(HealthDay News) — Developing and using a personal website to chronicle their experience and communicate with others improves psychological and cancer-specific adjustment in women being treated for breast cancer, according to research published online Aug. 12 in the Journal of Clinical Oncology.
Annette L. Stanton, Ph.D., of the University of California at Los Angeles, and colleagues randomly assigned 88 women diagnosed with breast cancer to participation in Project Connect Online or a waiting-list control group. The intervention consisted of a three-hour workshop to create a personal website and a follow-up call to encourage its use.

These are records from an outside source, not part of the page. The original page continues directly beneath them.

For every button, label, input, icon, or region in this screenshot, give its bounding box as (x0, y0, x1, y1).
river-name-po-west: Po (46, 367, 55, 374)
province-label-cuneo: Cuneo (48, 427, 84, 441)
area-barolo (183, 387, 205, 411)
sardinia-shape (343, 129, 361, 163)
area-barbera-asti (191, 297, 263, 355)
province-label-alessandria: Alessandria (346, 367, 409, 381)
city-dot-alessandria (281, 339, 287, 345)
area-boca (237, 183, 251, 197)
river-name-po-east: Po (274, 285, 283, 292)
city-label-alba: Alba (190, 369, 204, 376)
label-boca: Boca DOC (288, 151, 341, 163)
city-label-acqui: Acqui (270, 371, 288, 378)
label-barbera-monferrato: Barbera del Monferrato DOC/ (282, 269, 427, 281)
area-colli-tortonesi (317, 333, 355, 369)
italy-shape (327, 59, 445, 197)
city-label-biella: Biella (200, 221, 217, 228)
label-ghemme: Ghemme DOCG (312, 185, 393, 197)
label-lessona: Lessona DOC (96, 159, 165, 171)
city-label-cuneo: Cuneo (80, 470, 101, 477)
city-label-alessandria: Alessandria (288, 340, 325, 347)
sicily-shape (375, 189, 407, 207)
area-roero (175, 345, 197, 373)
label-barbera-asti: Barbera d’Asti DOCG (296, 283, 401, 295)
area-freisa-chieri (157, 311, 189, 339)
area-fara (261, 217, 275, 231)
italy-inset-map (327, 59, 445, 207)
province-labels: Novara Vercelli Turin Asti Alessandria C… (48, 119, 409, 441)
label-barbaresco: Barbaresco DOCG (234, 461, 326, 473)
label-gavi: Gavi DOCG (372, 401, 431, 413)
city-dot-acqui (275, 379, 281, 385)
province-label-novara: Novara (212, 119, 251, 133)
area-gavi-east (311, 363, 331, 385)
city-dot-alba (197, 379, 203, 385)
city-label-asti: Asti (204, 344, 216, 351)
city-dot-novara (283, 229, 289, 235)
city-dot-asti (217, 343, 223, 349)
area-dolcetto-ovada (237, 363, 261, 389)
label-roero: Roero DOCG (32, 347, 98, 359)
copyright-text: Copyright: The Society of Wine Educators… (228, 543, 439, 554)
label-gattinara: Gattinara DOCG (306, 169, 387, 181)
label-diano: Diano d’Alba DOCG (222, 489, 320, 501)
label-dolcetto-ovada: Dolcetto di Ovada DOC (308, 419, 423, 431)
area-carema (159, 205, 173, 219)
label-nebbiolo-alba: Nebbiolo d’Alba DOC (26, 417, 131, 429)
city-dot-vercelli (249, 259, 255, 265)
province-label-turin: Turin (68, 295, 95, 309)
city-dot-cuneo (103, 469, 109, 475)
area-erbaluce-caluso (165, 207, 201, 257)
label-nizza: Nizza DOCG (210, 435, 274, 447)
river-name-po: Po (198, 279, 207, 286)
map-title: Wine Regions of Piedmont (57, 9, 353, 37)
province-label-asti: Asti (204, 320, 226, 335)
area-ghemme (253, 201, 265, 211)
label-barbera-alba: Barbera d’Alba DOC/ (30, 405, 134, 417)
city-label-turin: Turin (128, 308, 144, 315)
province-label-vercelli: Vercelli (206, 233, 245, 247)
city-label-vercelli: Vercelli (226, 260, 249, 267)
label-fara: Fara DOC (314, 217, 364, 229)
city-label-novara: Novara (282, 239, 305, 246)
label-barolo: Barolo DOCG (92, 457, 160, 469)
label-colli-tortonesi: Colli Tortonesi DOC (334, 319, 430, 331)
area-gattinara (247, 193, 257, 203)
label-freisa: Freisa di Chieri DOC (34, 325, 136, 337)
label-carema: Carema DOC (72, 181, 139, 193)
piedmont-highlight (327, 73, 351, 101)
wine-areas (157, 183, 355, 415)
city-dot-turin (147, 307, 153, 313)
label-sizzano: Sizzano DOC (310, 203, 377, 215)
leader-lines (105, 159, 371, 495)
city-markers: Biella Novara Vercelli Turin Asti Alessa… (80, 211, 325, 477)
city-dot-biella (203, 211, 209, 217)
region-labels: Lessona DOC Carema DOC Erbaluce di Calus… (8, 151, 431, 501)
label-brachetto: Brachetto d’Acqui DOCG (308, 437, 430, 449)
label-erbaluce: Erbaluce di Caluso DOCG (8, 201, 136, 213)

The researchers found that, six months later, women in the intervention group showed significant benefit in depressive symptoms, positive mood, and life appreciation compared with women in the control group. No benefit was observed in negative mood, perceived strengthened relationships, or intrusive thoughts. Among women participating in the online intervention, those who were currently undergoing treatment for cancer showed significantly greater benefit in depressive symptoms and positive mood than those not receiving treatment.
“To our knowledge, ours is the first research to evaluate an intervention to teach patients with cancer personal website development,” the authors write. “Findings suggest the promise of an intervention to facilitate the ability of women diagnosed with breast cancer to chronicle their experience and communicate with their social network via the Internet.”